- Function forecasting::ExponentialSmoothingTrendTune(dataValues, noObservations, alpha, beta, alphaLow, alphaUpp, betaLow, betaUpp)
forecasting::ExponentialSmoothingTrendTune
The forecasting::ExponentialSmoothingTrendTune() procedure is a time
series forecasting helper procedure of forecasting::ExponentialSmoothingTrend() by computing the
\(\alpha\) and \(\beta\) for which the mean squared error is
minimized.
Function Prototype
forecasting::ExponentialSmoothingTrendTune(
! Provides the alpha for which the mean squared error is minimized.

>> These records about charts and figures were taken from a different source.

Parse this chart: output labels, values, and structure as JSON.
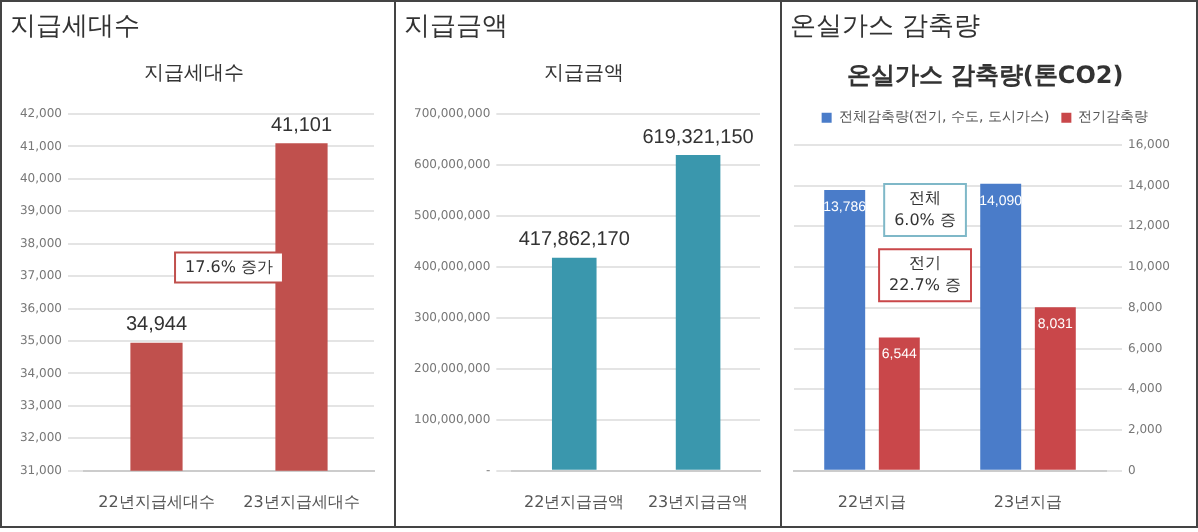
{
  "chart_data": [
    {
      "type": "bar",
      "title": "지급세대수",
      "subtitle": "지급세대수",
      "categories": [
        "22년지급세대수",
        "23년지급세대수"
      ],
      "values": [
        34944,
        41101
      ],
      "value_labels": [
        "34,944",
        "41,101"
      ],
      "color": "#c0504d",
      "ylim": [
        31000,
        42000
      ],
      "yticks": [
        {
          "value": 31000,
          "label": "31,000"
        },
        {
          "value": 32000,
          "label": "32,000"
        },
        {
          "value": 33000,
          "label": "33,000"
        },
        {
          "value": 34000,
          "label": "34,000"
        },
        {
          "value": 35000,
          "label": "35,000"
        },
        {
          "value": 36000,
          "label": "36,000"
        },
        {
          "value": 37000,
          "label": "37,000"
        },
        {
          "value": 38000,
          "label": "38,000"
        },
        {
          "value": 39000,
          "label": "39,000"
        },
        {
          "value": 40000,
          "label": "40,000"
        },
        {
          "value": 41000,
          "label": "41,000"
        },
        {
          "value": 42000,
          "label": "42,000"
        }
      ],
      "grid": "y",
      "annotations": [
        "17.6% 증가"
      ]
    },
    {
      "type": "bar",
      "title": "지급금액",
      "subtitle": "지급금액",
      "categories": [
        "22년지급금액",
        "23년지급금액"
      ],
      "values": [
        417862170,
        619321150
      ],
      "value_labels": [
        "417,862,170",
        "619,321,150"
      ],
      "color": "#3a97ad",
      "ylim": [
        0,
        700000000
      ],
      "yticks": [
        {
          "value": 0,
          "label": "-"
        },
        {
          "value": 100000000,
          "label": "100,000,000"
        },
        {
          "value": 200000000,
          "label": "200,000,000"
        },
        {
          "value": 300000000,
          "label": "300,000,000"
        },
        {
          "value": 400000000,
          "label": "400,000,000"
        },
        {
          "value": 500000000,
          "label": "500,000,000"
        },
        {
          "value": 600000000,
          "label": "600,000,000"
        },
        {
          "value": 700000000,
          "label": "700,000,000"
        }
      ],
      "grid": "y"
    },
    {
      "type": "bar",
      "title": "온실가스 감축량",
      "subtitle": "온실가스 감축량(톤CO2)",
      "categories": [
        "22년지급",
        "23년지급"
      ],
      "series": [
        {
          "name": "전체감축량(전기, 수도, 도시가스)",
          "color": "#4a7cc9",
          "values": [
            13786,
            14090
          ],
          "value_labels": [
            "13,786",
            "14,090"
          ]
        },
        {
          "name": "전기감축량",
          "color": "#c9474a",
          "values": [
            6544,
            8031
          ],
          "value_labels": [
            "6,544",
            "8,031"
          ]
        }
      ],
      "ylim": [
        0,
        16000
      ],
      "yticks": [
        0,
        {
          "value": 2000,
          "label": "2,000"
        },
        {
          "value": 4000,
          "label": "4,000"
        },
        {
          "value": 6000,
          "label": "6,000"
        },
        {
          "value": 8000,
          "label": "8,000"
        },
        {
          "value": 10000,
          "label": "10,000"
        },
        {
          "value": 12000,
          "label": "12,000"
        },
        {
          "value": 14000,
          "label": "14,000"
        },
        {
          "value": 16000,
          "label": "16,000"
        }
      ],
      "grid": "y",
      "legend": "top",
      "annotations": [
        "전체\n6.0% 증",
        "전기\n22.7% 증"
      ]
    }
  ]
}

dataValues, ! Input, parameter indexed over time set
noObservations, ! Scalar input, length history
alpha, ! Scalar output,
beta, ! Scalar output,
alphaLow, ! Optional input, default 0.01
alphaUpp, ! Optional input, default 0.99
betaLow, ! Optional input, default 0.01
betaUpp) ! Optional input, default 0.99
Arguments
- dataValues
A one dimensional parameter containing the observations for the first \(T\) elements of the time set.
- noObservations
Specifies the number of elements that belong to the history of the time set. This parameter corresponds to \(T\) in the notation presented in Time Series Forecasting Notation.
- alpha,
beta, i.e. \(\alpha\) and \(\beta\) are scalar output parameters of this procedure. The values for \(\alpha\) and \(\beta\) are such that the mean squared error of the estimates returned by
forecasting::ExponentialSmoothingTrend()are minimized.- alphaLow
Lowerbound on \(\alpha\), default 0.01.
- alphaUpp
Upperbound on \(\alpha\), default 0.99.
- betaLow
Lowerbound on \(\beta\), default 0.01.
- betaUpp
Upperbound on \(\beta\), default 0.99.
Note
In order to use this function, the Forecasting system library needs
to be added to the application.
Please note that this function performs an optimization step; a nonlinear programming solver should be available and, in an AIMMS PRO environment, it should be run server side.
Example
To further understand about this procedure and library, please use the Demand Forecasting example.